War’s where! Which war? The Twwinns

“Knock knock. War’s where! Which war? The Twwinns. Knock knock. Woos without! Without what? An apple. Knock knock.”

Trying to unpack this knock knock joke, which is actually two knock knock jokes… A knock knock joke should go: knock knock. Who’s there? (Answer). (Answer-who). Punch line.

These knock knock jokes go: knock knock. (Answer — from the one who should be asking the question.) (Answer who?– from the one who should be giving the answer and punchline). (Punchline.) Both jokes follow this form.
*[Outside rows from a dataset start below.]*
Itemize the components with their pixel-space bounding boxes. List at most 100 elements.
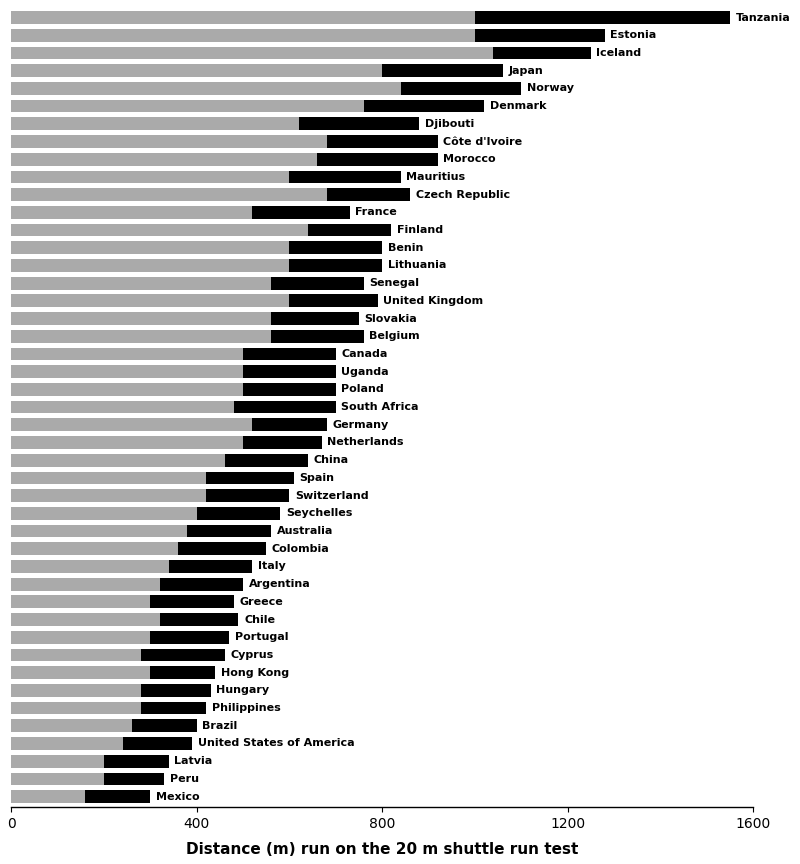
Bar	[11, 312, 271, 325]
Text: Netherlands: Netherlands	[327, 437, 404, 448]
Bar	[494, 47, 590, 60]
Text: Finland: Finland	[397, 225, 443, 235]
Bar	[11, 383, 243, 396]
Bar	[11, 631, 150, 644]
Text: Colombia: Colombia	[272, 543, 330, 554]
Bar	[475, 29, 605, 41]
Bar	[243, 365, 336, 378]
Bar	[11, 99, 364, 112]
Text: Switzerland: Switzerland	[295, 491, 369, 500]
Bar	[290, 170, 401, 183]
Bar	[160, 613, 238, 626]
Text: Spain: Spain	[300, 473, 334, 483]
Bar	[11, 347, 243, 360]
Bar	[243, 383, 336, 396]
Bar	[11, 684, 141, 696]
Bar	[11, 524, 187, 537]
X-axis label: Distance (m) run on the 20 m shuttle run test: Distance (m) run on the 20 m shuttle run…	[186, 842, 578, 857]
Text: Peru: Peru	[170, 774, 199, 784]
Text: United Kingdom: United Kingdom	[383, 295, 483, 306]
Bar	[252, 418, 326, 431]
Bar	[243, 436, 322, 449]
Text: Brazil: Brazil	[202, 721, 238, 731]
Text: Japan: Japan	[508, 66, 543, 76]
Bar	[290, 241, 382, 254]
Text: United States of America: United States of America	[198, 739, 354, 748]
Text: Germany: Germany	[332, 420, 388, 429]
Bar	[11, 401, 234, 414]
Bar	[326, 135, 438, 148]
Text: Norway: Norway	[527, 84, 574, 93]
Text: Estonia: Estonia	[610, 30, 657, 41]
Bar	[11, 241, 290, 254]
Bar	[11, 560, 169, 573]
Text: Mexico: Mexico	[156, 791, 199, 802]
Bar	[11, 224, 308, 237]
Bar	[104, 772, 164, 785]
Text: Poland: Poland	[342, 384, 384, 394]
Text: Latvia: Latvia	[174, 756, 213, 766]
Text: Australia: Australia	[277, 526, 333, 536]
Bar	[234, 401, 336, 414]
Bar	[11, 720, 132, 732]
Text: Slovakia: Slovakia	[365, 314, 418, 323]
Text: Portugal: Portugal	[234, 632, 288, 642]
Bar	[11, 206, 252, 219]
Text: Benin: Benin	[388, 243, 423, 253]
Text: South Africa: South Africa	[342, 402, 419, 412]
Bar	[11, 135, 326, 148]
Text: Lithuania: Lithuania	[388, 260, 446, 270]
Bar	[252, 206, 350, 219]
Bar	[187, 524, 271, 537]
Bar	[11, 82, 401, 95]
Bar	[308, 224, 391, 237]
Text: Hong Kong: Hong Kong	[221, 668, 289, 677]
Bar	[11, 295, 290, 308]
Bar	[11, 649, 141, 661]
Bar	[11, 365, 243, 378]
Bar	[169, 560, 252, 573]
Text: Uganda: Uganda	[342, 366, 389, 377]
Bar	[11, 418, 252, 431]
Text: Tanzania: Tanzania	[735, 13, 790, 22]
Text: Hungary: Hungary	[216, 685, 270, 696]
Bar	[11, 737, 122, 750]
Bar	[475, 11, 730, 24]
Bar	[11, 188, 326, 201]
Text: Greece: Greece	[239, 597, 283, 607]
Text: China: China	[314, 455, 349, 465]
Bar	[141, 649, 225, 661]
Bar	[271, 330, 364, 343]
Bar	[141, 684, 210, 696]
Text: Côte d'Ivoire: Côte d'Ivoire	[443, 137, 522, 147]
Bar	[11, 64, 382, 77]
Text: Cyprus: Cyprus	[230, 650, 274, 660]
Bar	[401, 82, 522, 95]
Bar	[290, 259, 382, 272]
Bar	[364, 99, 484, 112]
Bar	[11, 702, 141, 715]
Bar	[11, 11, 475, 24]
Text: Seychelles: Seychelles	[286, 508, 352, 518]
Bar	[11, 791, 86, 803]
Bar	[11, 755, 104, 767]
Bar	[11, 543, 178, 555]
Bar	[11, 170, 290, 183]
Text: Canada: Canada	[342, 349, 388, 359]
Bar	[206, 489, 290, 502]
Bar	[11, 259, 290, 272]
Bar	[206, 472, 294, 485]
Bar	[104, 755, 169, 767]
Text: Belgium: Belgium	[369, 331, 420, 341]
Bar	[11, 153, 318, 166]
Bar	[298, 118, 419, 130]
Text: Senegal: Senegal	[369, 278, 419, 289]
Bar	[160, 578, 243, 590]
Bar	[150, 631, 229, 644]
Text: Chile: Chile	[244, 614, 275, 625]
Text: Czech Republic: Czech Republic	[415, 189, 510, 200]
Bar	[11, 507, 197, 519]
Text: Djibouti: Djibouti	[425, 118, 474, 129]
Bar	[11, 118, 298, 130]
Bar	[11, 595, 150, 608]
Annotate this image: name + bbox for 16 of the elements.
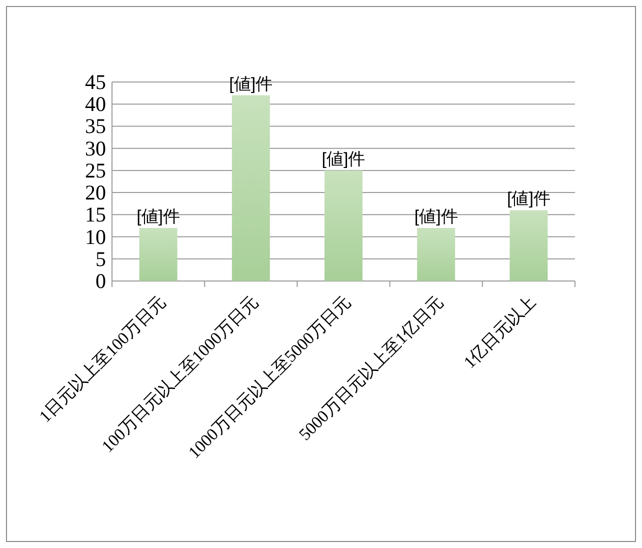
y-tick-label: 20 <box>85 180 106 205</box>
y-tick-label: 35 <box>85 114 106 138</box>
data-label: [値]件 <box>229 74 273 94</box>
y-tick-label: 45 <box>85 70 106 94</box>
y-tick-label: 40 <box>85 92 106 116</box>
y-tick-label: 15 <box>85 202 106 227</box>
data-label: [値]件 <box>322 149 366 168</box>
y-tick-label: 25 <box>85 158 106 182</box>
y-tick-label: 10 <box>85 224 106 249</box>
data-label: [値]件 <box>506 189 550 208</box>
x-tick-label: 1亿日元以上 <box>460 292 540 372</box>
y-tick-label: 30 <box>85 136 106 160</box>
data-label: [値]件 <box>414 206 458 226</box>
data-label: [値]件 <box>136 206 180 226</box>
y-tick-label: 0 <box>96 269 106 293</box>
y-tick-label: 5 <box>96 246 106 271</box>
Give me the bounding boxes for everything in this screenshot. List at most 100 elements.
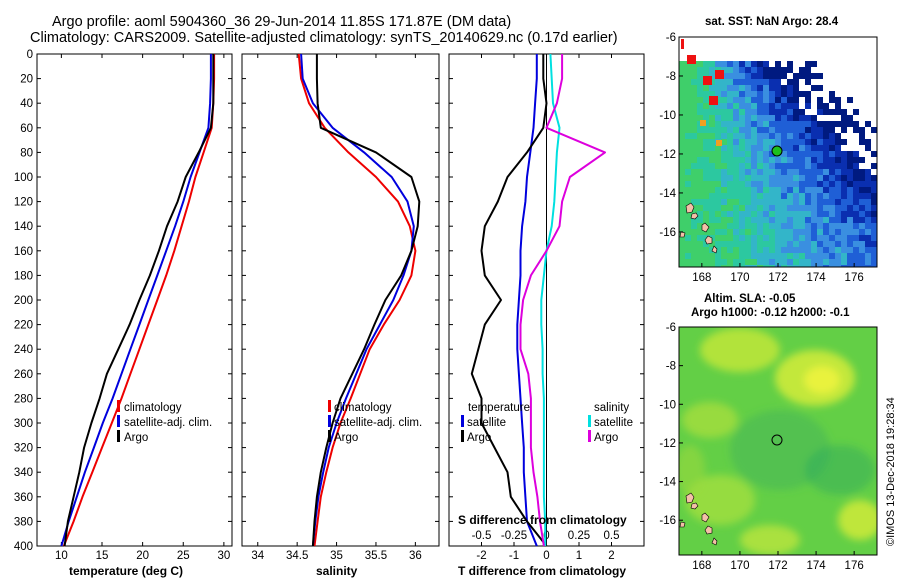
sst-cell xyxy=(799,127,805,133)
sst-cell xyxy=(751,109,757,115)
sst-cell xyxy=(853,175,859,181)
sst-cell xyxy=(715,91,721,97)
sst-cell xyxy=(871,241,877,247)
sst-cell xyxy=(763,73,769,79)
sst-cell xyxy=(841,247,847,253)
x-tick-label: 34.5 xyxy=(286,550,308,562)
map-x-tick-label: 176 xyxy=(845,272,864,284)
sst-cell xyxy=(679,115,685,121)
sst-cell xyxy=(697,163,703,169)
sst-cell xyxy=(817,97,823,103)
sst-cell xyxy=(775,133,781,139)
legend-heading-temperature: temperature xyxy=(468,402,530,414)
sst-cell xyxy=(733,91,739,97)
sst-cell xyxy=(817,193,823,199)
sst-cell xyxy=(703,139,709,145)
sst-cell xyxy=(769,109,775,115)
sst-cell xyxy=(757,223,763,229)
sst-cell xyxy=(775,61,781,67)
sst-cell xyxy=(775,163,781,169)
sst-cell xyxy=(703,217,709,223)
sst-cell xyxy=(805,253,811,259)
sst-cell xyxy=(721,229,727,235)
sst-cell xyxy=(763,187,769,193)
sst-cell xyxy=(793,73,799,79)
sst-cell xyxy=(775,97,781,103)
sst-cell xyxy=(835,187,841,193)
sst-cell xyxy=(679,199,685,205)
sst-cell xyxy=(763,133,769,139)
sst-cell xyxy=(829,169,835,175)
sst-cell xyxy=(685,217,691,223)
sst-cell xyxy=(769,157,775,163)
sst-cell xyxy=(703,91,709,97)
sst-cell xyxy=(787,205,793,211)
sst-cell xyxy=(727,193,733,199)
sst-cell xyxy=(769,187,775,193)
sst-cell xyxy=(835,121,841,127)
salinity-x-axis: 34 34.5 35 35.5 36 xyxy=(251,54,422,562)
sst-cell xyxy=(721,205,727,211)
sst-cell xyxy=(865,121,871,127)
sst-cell xyxy=(715,253,721,259)
sst-cell xyxy=(859,169,865,175)
sst-cell xyxy=(823,187,829,193)
sst-cell xyxy=(793,235,799,241)
sst-cell xyxy=(703,85,709,91)
sst-cell xyxy=(697,205,703,211)
sst-cell xyxy=(757,157,763,163)
depth-tick-label: 300 xyxy=(14,418,33,430)
sst-cell xyxy=(871,187,877,193)
sst-cell xyxy=(871,211,877,217)
sst-cell xyxy=(757,109,763,115)
sst-cell xyxy=(697,235,703,241)
sst-cell xyxy=(721,163,727,169)
sst-cell xyxy=(739,229,745,235)
sst-cell xyxy=(685,151,691,157)
sst-cell xyxy=(871,235,877,241)
sst-cell xyxy=(727,223,733,229)
series-line-salinity-argo xyxy=(519,54,606,547)
sst-cell xyxy=(781,211,787,217)
sst-cell xyxy=(715,229,721,235)
sst-cell xyxy=(733,115,739,121)
sst-cell xyxy=(727,73,733,79)
sst-cell xyxy=(799,259,805,265)
sst-cell xyxy=(805,175,811,181)
sst-cell xyxy=(733,103,739,109)
sst-cell xyxy=(727,97,733,103)
sst-cell xyxy=(703,109,709,115)
sst-cell xyxy=(733,265,739,267)
sst-cell xyxy=(775,235,781,241)
sst-cell xyxy=(811,163,817,169)
sst-cell xyxy=(787,187,793,193)
sst-cell xyxy=(829,127,835,133)
sst-cell xyxy=(805,241,811,247)
sst-cell xyxy=(841,163,847,169)
sst-cell xyxy=(697,79,703,85)
sst-cell xyxy=(817,223,823,229)
sst-cell xyxy=(757,103,763,109)
sst-cell xyxy=(715,205,721,211)
sst-cell xyxy=(691,73,697,79)
sst-cell xyxy=(691,85,697,91)
sst-cell xyxy=(787,235,793,241)
sst-cell xyxy=(811,169,817,175)
sst-heatmap-cells xyxy=(679,39,877,267)
sst-cell xyxy=(781,259,787,265)
series-line-climatology xyxy=(62,54,216,547)
sst-cell xyxy=(709,151,715,157)
sst-cell xyxy=(709,181,715,187)
sst-cell xyxy=(715,133,721,139)
sst-cell xyxy=(703,205,709,211)
sst-cell xyxy=(745,151,751,157)
sst-cell xyxy=(739,211,745,217)
sst-cell xyxy=(865,265,871,267)
sst-cell xyxy=(793,169,799,175)
sst-cell xyxy=(727,247,733,253)
sst-cell xyxy=(697,247,703,253)
sst-cell xyxy=(793,157,799,163)
legend-label-climatology: climatology xyxy=(334,402,392,414)
sst-cell xyxy=(823,229,829,235)
sst-cell xyxy=(697,151,703,157)
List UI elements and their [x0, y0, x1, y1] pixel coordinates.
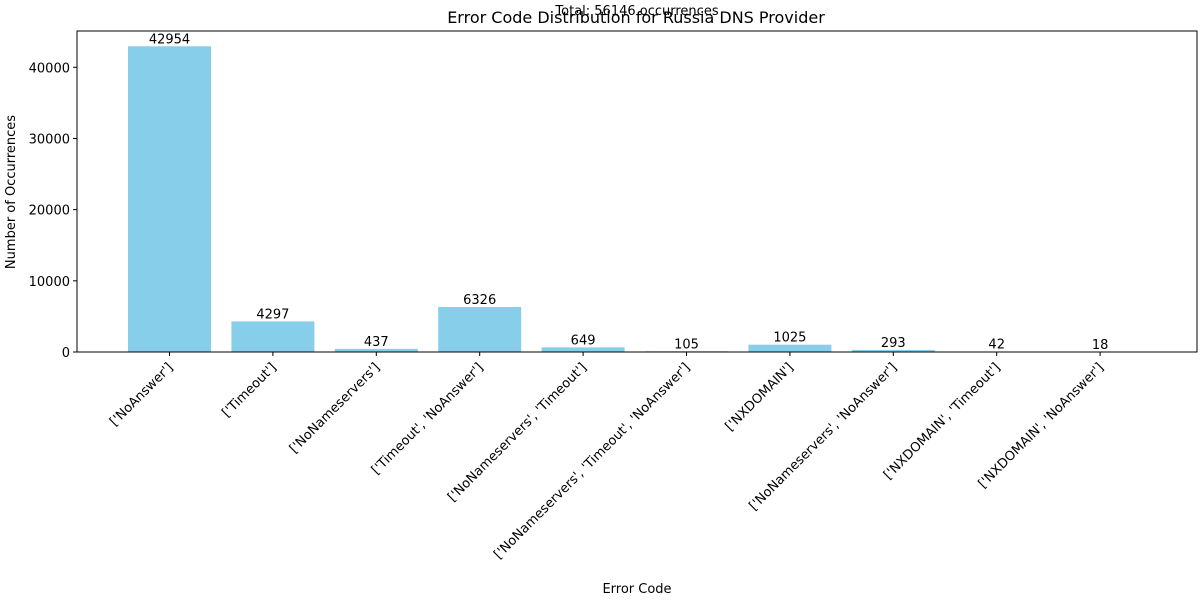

Another way you could look at it. The form goes, Knock, knock. (Who’s there, but transformed and punctuated as a statement or exclamation rather than as a question) (Answer, but stated as a question) (answer-who, elided) Punchline!

Notable: the answer and answer-who in each joke begin with ‘w’, maybe echoing the reduplicated ‘n’ and ‘k’ sounds of knock. Punchline one is “Twwinns.” The twins are of course warring characters in the book, Cain & Able types, the duplicate ‘w’s and ‘n’s further emphasizing twins and the jokes own ‘n’ and ‘w’ sounds. We can tease out the words ‘inns’ and ‘wins’ from ‘twwinns’ too, though I don’t know to what effect. The punchline to the second joke, ‘apple’, suggests Eve — who’s without an apple? Eve is. (I was thinking in terms of the fruit of the tree of good and evil; this page alerts me that an adam’s apple is meant.)

Knock-knock further suggests knocked up, which has meant to impregnate since no later than the early 19th century.  I think ‘woo’ is to be thought of as romantic wooing. Thus, the violence and hitting of war and of sex reflected in these two jokes.

Finally, rhetorically, there is a lot of chiasmus going on in these sentences, maybe two of them surrounded by a third?